Search once revolved around pages stuffed with the right terms. Type “apple iphone”, receive a list of documents where that string appeared. That model served us for years, yet it was always a shortcut for meaning. The arrival of AI Overviews and similar features shows the shortcut has expired. Google and other engines now respond to concepts, not strings, and they draw facts from knowledge graphs, not raw text. Generative Engine Optimisation (GEO) is the practice of giving those systems reliable data about your business so that it appears inside the answer, not only beneath it.
From Strings to Things
Traditional optimisation rewarded repetition. Writers sprinkled target phrases through headings, alt tags and backlinks. Trouble came whenever one word pointed to several ideas—does “jaguar” mean a car, a cat or a football team? Engine updates such as Hummingbird, RankBrain and BERT taught the algorithm to solve that puzzle by treating every object—whether product, suburb or person—as a distinct entity. Once an engine recognises an entity, it can study how often it appears with other entities and decide relevance on context rather than counts.
Knowledge Graphs: The Engine Room
A knowledge graph stores entities and the relationships between them. It consists of three-part statements: subject, predicate, object. “Parramatta Eels — play in — National Rugby League” is one. Link thousands of statements and the graph becomes a map of reality that software can query. Google maintains an enormous private graph, yet it draws on public sources such as Wikipedia, government registers and, importantly, the structured data that site owners publish. When your Company node connects to trustworthy nodes—accreditations, partners, locations—the authority of the whole cluster rises.
Stages of a Graph-First Strategy
- List core entities—products, services, people, locations, specialist topics.
- Mark them up with Schema.org JSON-LD. Use specific classes and include properties such as legalName, address, geo, offers and sameAs.
- Back the markup with consistent off-site data.
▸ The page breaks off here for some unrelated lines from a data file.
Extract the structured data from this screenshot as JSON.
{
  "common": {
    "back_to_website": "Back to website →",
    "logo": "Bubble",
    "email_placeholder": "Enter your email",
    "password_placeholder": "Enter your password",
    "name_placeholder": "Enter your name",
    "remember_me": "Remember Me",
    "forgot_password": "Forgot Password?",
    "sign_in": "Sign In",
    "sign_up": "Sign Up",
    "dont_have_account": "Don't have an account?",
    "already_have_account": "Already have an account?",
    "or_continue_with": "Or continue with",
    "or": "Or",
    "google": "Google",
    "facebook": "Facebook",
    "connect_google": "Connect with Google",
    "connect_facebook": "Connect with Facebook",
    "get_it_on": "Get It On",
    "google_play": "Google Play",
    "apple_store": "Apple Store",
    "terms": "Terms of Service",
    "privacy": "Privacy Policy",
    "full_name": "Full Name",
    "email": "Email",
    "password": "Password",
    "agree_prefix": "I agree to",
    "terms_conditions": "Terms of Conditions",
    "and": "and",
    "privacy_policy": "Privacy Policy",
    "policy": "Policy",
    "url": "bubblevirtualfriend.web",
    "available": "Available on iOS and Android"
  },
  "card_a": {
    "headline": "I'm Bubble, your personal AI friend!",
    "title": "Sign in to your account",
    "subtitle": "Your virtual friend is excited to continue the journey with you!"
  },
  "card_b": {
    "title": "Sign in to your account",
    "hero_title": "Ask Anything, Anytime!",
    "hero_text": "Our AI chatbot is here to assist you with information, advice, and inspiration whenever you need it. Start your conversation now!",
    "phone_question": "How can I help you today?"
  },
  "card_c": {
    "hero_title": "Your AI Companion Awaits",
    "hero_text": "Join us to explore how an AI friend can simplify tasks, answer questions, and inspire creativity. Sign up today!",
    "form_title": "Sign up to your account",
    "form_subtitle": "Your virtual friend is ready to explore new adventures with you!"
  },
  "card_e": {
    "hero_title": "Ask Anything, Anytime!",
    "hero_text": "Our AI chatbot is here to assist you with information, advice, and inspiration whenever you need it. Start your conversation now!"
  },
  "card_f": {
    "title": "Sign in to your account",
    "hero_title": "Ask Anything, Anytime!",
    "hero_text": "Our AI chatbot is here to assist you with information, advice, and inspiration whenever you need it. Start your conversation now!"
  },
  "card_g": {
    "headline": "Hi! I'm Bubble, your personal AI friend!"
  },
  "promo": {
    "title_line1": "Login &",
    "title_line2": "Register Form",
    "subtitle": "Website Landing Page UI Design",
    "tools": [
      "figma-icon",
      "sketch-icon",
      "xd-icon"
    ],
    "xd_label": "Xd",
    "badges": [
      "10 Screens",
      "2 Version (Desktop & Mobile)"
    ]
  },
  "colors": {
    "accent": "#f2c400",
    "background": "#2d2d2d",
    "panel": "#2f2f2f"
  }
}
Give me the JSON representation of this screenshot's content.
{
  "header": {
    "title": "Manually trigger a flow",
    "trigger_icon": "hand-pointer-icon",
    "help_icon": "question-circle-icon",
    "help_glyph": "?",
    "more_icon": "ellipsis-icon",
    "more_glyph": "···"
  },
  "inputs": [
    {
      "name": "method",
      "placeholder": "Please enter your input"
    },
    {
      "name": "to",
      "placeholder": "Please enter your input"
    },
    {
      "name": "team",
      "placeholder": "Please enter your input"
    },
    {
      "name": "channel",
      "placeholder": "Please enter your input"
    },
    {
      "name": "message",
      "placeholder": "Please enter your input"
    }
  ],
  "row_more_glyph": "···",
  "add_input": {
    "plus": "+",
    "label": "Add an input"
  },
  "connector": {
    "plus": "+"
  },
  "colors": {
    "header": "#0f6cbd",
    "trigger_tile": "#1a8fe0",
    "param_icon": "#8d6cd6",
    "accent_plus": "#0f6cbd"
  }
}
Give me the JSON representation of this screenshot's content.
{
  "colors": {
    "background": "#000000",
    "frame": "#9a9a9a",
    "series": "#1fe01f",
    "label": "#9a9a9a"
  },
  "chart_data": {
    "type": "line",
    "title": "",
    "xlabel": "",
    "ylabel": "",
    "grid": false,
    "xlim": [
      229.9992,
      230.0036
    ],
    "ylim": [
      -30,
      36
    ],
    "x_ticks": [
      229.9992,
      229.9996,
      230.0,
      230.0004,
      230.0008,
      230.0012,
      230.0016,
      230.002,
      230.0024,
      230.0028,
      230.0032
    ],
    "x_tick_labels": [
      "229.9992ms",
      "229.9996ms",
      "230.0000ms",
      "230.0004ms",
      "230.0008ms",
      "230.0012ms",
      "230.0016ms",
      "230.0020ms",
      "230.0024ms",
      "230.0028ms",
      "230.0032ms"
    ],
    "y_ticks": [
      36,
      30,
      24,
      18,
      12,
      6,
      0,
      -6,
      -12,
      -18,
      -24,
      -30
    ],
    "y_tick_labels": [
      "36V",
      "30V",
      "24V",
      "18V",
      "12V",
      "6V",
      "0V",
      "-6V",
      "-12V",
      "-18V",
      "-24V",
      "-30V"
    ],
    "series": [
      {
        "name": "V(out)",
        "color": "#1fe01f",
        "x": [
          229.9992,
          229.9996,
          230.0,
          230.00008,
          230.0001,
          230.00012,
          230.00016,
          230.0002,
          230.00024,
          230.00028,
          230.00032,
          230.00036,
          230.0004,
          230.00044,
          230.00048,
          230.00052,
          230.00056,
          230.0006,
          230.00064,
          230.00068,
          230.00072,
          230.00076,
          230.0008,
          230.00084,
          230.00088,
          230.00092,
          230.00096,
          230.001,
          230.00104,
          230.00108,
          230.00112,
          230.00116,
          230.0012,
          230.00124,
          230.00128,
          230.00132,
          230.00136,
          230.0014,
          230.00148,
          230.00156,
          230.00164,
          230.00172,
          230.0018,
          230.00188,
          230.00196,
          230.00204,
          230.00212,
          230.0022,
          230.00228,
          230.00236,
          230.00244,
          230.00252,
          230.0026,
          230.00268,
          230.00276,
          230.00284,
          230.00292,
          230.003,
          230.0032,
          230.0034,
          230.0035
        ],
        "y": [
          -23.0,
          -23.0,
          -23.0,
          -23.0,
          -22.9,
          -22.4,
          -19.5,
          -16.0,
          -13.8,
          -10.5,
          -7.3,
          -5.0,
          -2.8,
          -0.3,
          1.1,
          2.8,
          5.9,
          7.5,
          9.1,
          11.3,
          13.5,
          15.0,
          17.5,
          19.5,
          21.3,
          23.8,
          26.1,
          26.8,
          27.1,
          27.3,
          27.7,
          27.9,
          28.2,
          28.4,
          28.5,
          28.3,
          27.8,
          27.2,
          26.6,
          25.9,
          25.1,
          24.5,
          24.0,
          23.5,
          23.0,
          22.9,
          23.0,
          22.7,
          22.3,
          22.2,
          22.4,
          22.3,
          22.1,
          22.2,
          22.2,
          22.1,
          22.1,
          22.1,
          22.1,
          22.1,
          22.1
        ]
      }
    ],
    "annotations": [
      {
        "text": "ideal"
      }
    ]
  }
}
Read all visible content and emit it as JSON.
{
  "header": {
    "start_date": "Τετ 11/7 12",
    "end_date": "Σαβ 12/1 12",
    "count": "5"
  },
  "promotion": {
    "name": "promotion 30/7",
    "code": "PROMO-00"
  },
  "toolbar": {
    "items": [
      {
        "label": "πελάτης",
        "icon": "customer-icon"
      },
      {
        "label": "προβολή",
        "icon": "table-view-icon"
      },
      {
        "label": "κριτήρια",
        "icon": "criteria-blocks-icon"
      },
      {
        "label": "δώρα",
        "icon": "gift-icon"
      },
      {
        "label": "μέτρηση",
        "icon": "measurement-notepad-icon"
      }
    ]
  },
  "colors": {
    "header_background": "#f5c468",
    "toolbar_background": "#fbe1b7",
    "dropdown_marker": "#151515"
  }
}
Claim the Google Business Profile, align social bios, land reputable directory entries and, where possible, a Wikidata item.
- Show relationships. Nest schema, link pages with plain-language anchors and make the mini-graph inside the domain reflect the broader web.
GEO Meets Local Search
Local results illustrate entity thinking in action. A query like “best coffee near Circular Quay” produces a panel of cafés with ratings, opening hours and directions—answers, not links. The panel is filled from LocalBusiness schema, the café’s Google profile and the language of customer reviews. A shop that keeps those signals tidy enjoys visibility even when its website never receives a click. GEO, then, is inseparable from local optimisation: accurate location data grounds the model, while fresh reviews supply the text that proves relevance.
Quality Signals in the Entity Era
Google’s E-E-A-T guidelines—Experience, Expertise, Authoritativeness, Trustworthiness—apply more to entities than to pages. An expert profile with a clear bio, professional memberships and citations sends stronger signals than a nameless by-line. Customer feedback that names specific menu items or staff members enriches the graph with extra nodes. Thoughtful internal linking that guides readers from a broad hub page to supporting articles shows topical depth. These practices help the engine confirm facts and cut the risk of hallucination in generated snippets.
Tracking Progress
Keyword ranks still matter, yet they no longer tell the whole story. Instead, watch how often the brand appears in AI Overviews, the accuracy of its Knowledge Panel, the breadth of rich results triggered by structured data and the click-through rate of those enhanced listings. Traffic from branded searches may plateau while discovery traffic rises; that shift signals the entity is being surfaced for broader queries.
Common Hurdles
The biggest headaches are data hygiene and resourcing. Mismatched phone numbers or stale opening hours create uncertainty that machines seldom resolve in your favour. Building and maintaining the graph demands cooperation between marketers, developers and subject matter experts; a one-off schema generator will not suffice. Establish governance early and schedule audits alongside other site maintenance.
Why the Investment Pays
A well-formed knowledge graph is hard to copy. A competitor can rewrite an article overnight, but replicating thousands of validated triples that link a brand to suppliers, patents, charities and local landmarks takes both time and trust. That barrier creates a durable edge in a market where AI tools compress content-creation costs.
Final Thoughts
Search is shifting from lists of pages to structured answers. By treating a website as a data source and a brand as an entity, organisations position themselves inside those answers. The process involves clear identification of entities, disciplined use of schema, consistent off-site citations and regular upkeep. Completed well, it keeps a business visible even as the way people search keeps changing.